Tıpkı telefonunuza uygulama güncellemesi indirir gibi çamaşır ve kurutma makineniz de güncellemelerle değişen yaşam tarzınıza ayak uyduruyor. 

Akıllı deterjan yönetimi: i-Dos ile her yıkamada doğru ölçü 

Makineyi tamamen doldurunca veya tek parça kıyafeti makineye attığınızda ne kadar deterjan koyacağınızı bilemiyor olabilirsiniz. İşte tam bu noktada i-Dos Deterjan Tarama teknolojisi devreye giriyor. Siemens Home Connect üzerinden şişelerin barkodunu okutup su sertliği ve deterjan yoğunluğunu makineye iletiyor, i-Dos ise her yıkamada doğru miktarı otomatik olarak ayarlıyor. Üstelik Siemens Home Connect uygulaması, deterjan seviyesini takip ederek deterjanınız tükenmeden önce size haber veriyor. Tek yapmanız gereken uygulamayı telefonunuza yüklemek ve çamaşır makinenizi uygulamaya bağlamak. 

stainRemoval teknolojisi: Zorlu lekelerle inatlaşmayı unutun 

Çay, yağ, makyaj, çikolata lekeleri… Gün içinde fark etmeden üzerinize bulaşan lekeler artık kâbus olmaktan çıkıyor. Siemens iQ500 çamaşır makinesi ile stainRemoval teknolojisi devreye giriyor. Tek bir dokunuşla çay, yağ, kozmetik veya günlük hayatta karşılaştığınız diğer zor lekeler için özel programları aktif edebilirsiniz. 

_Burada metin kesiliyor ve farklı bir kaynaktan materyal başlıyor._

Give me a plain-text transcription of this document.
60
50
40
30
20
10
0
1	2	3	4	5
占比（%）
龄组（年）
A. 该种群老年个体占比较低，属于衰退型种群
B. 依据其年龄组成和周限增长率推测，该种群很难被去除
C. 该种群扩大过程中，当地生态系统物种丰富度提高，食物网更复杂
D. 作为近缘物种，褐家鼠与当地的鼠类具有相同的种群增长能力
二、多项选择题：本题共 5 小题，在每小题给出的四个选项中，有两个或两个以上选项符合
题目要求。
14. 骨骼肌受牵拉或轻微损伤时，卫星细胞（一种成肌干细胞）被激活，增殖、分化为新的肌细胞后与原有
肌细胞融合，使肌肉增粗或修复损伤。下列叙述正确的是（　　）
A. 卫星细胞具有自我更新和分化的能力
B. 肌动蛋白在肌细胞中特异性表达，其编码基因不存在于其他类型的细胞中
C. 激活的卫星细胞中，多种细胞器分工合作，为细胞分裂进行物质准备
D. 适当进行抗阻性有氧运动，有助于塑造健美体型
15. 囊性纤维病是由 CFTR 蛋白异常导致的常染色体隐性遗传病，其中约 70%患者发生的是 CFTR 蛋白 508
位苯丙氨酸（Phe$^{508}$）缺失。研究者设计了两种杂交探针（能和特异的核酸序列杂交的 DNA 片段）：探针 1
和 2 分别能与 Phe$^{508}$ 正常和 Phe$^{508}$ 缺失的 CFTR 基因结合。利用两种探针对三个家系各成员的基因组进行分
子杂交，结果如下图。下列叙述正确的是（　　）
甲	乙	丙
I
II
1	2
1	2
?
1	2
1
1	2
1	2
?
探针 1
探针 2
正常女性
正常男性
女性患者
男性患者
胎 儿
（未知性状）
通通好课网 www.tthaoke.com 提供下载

Siemens Home Connect uygulaması sayesinde daha fazla leke türünü ve bunlar için geliştirilmiş özel programları keşfetmek de mümkün. Yani sadece “lekeyi çıkar” demekle kalmıyor, sizin için en doğru yıkama programını da otomatik olarak öneriyor. Böylece hem lekelerle uğraşmak zorunda kalmıyor hem de giysilerinizin ömrünü koruyorsunuz. 

Artık çocuğunuza yemek yedirirken dökülen yemek lekeleri, kahve kazaları ya da mutfakta sıçrayan yağ lekeleri sizi endişelendirmiyor. stainRemoval, günlük hayatın getirdiği küçük sürprizlere karşı en güvenilir yardımcınız oluyor. 

Siemens iQ500 çamaşır ve kurutma makineleri, artık sadece kıyafetlerinizi temizleyen makineler değil; size zaman, konfor ve güven veren akıllı iş ortaklarınızdır. Ütüye harcadığınız vakti kendinize ayırın, lekelerle uğraşmayı unutun ve teknolojinin yaşam alanınıza uyumunun keyfini yaşayın.

*Bu yazı Siemens’in katkılarıyla hazırlanmıştır.